Set in 1866, Circus of Wonders tells the story of Nell, a young woman in a coastal village of southern England who is sold to Jasper Jupiter’s Circus of Wonders, soon becoming one of the most famous acts in the travelling circus.
“Moving from the pleasure gardens of Victorian London to the battle-scarred plains of the Crimea, Circus of Wonders is an astonishing story about power and ownership, fame and the threat of invisibility.”
‘Klara and the Sun’ by Kazuo Ishiguro
Acclaimed author of Never Let Me Go and The Remains of the Day, Kazuo Ishiguro is back with his first novel since winning the Nobel Prize in Literature in 2017.

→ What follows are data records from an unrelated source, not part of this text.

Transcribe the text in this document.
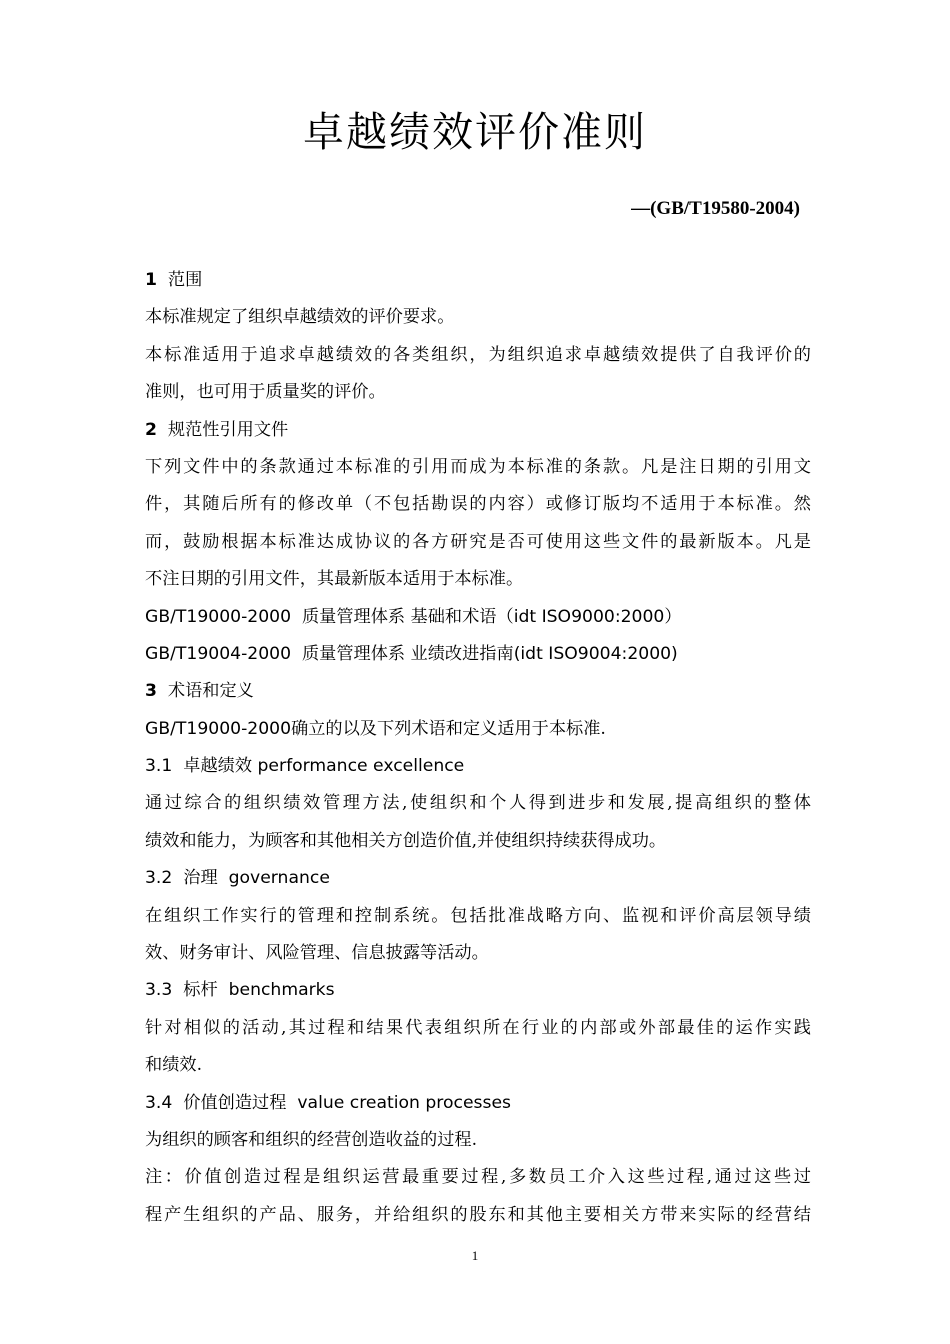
卓越绩效评价准则
—(GB/T19580-2004)
1 范围
本标准规定了组织卓越绩效的评价要求。
本标准适用于追求卓越绩效的各类组织，为组织追求卓越绩效提供了自我评价的
准则，也可用于质量奖的评价。
2 规范性引用文件
下列文件中的条款通过本标准的引用而成为本标准的条款。凡是注日期的引用文
件，其随后所有的修改单（不包括勘误的内容）或修订版均不适用于本标准。然
而，鼓励根据本标准达成协议的各方研究是否可使用这些文件的最新版本。凡是
不注日期的引用文件，其最新版本适用于本标准。
GB/T19000-2000 质量管理体系 基础和术语（idt ISO9000:2000）
GB/T19004-2000 质量管理体系 业绩改进指南(idt ISO9004:2000)
3 术语和定义
GB/T19000-2000确立的以及下列术语和定义适用于本标准.
3.1 卓越绩效 performance excellence
通过综合的组织绩效管理方法,使组织和个人得到进步和发展,提高组织的整体
绩效和能力，为顾客和其他相关方创造价值,并使组织持续获得成功。
3.2 治理 governance
在组织工作实行的管理和控制系统。包括批准战略方向、监视和评价高层领导绩
效、财务审计、风险管理、信息披露等活动。
3.3 标杆 benchmarks
针对相似的活动,其过程和结果代表组织所在行业的内部或外部最佳的运作实践
和绩效.
3.4 价值创造过程 value creation processes
为组织的顾客和组织的经营创造收益的过程.
注：价值创造过程是组织运营最重要过程,多数员工介入这些过程,通过这些过
程产生组织的产品、服务，并给组织的股东和其他主要相关方带来实际的经营结
1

Klara and the Sun follows the tale of ‘Artificial Friend’ Klara who awaits the day a customer will choose her. The book explores the changing world through an “unforgettable narrator”, dealing with the fundamental question: what does it mean to love?
‘Fake Baby’ by Amy McDaid
Kiwi writer Amy McDaid’s debut novel quickly topped reading lists when it was released last year.
If you’ve missed this darkly humorous story, it’s well worth a read. The book follows three “oddballs” through nine days in their lives, exploring topics of mental health and child-loss with tenderness, wit and sharp insight.
‘The Missing Sister’ by Lucinda Riley
One of the most highly-anticipated novels of the year, Lucinda Riley’s seventh instalment in her bestselling Seven Sisters series, follows each sister as they trace their missing sibling to New Zealand, Canada, England, France and Ireland.
“The elusive Mary manages to slip through their fingers, and it seems that she does not want to be found.”
‘Heartsick’ by Jessie Stephens
After experiencing a difficult breakup herself, Jessie Stephens has put together a close-up narrative non-fiction book exploring all the highs, lows and in-betweens of heartbreak.
Based on intimate interviews, Stephens weaves together three different stories of heartbreak, reminding us of the emotional pain that can make us as it breaks us.
‘Sorrow and Bliss’ by Meg Mason
Likened to Phoebe Waller-Bridge’s Fleabag for its wry humour and sharp wit, Sorrow and Bliss is a bold and intriguing novel by Sydney-based author Meg Mason.
It tells the story of Martha, a woman struggling with an undiagnosed mental health issue, following her life from teenagehood to her 40s, tracking the ups and downs of her relationships with her husband, sister, parents and extended family.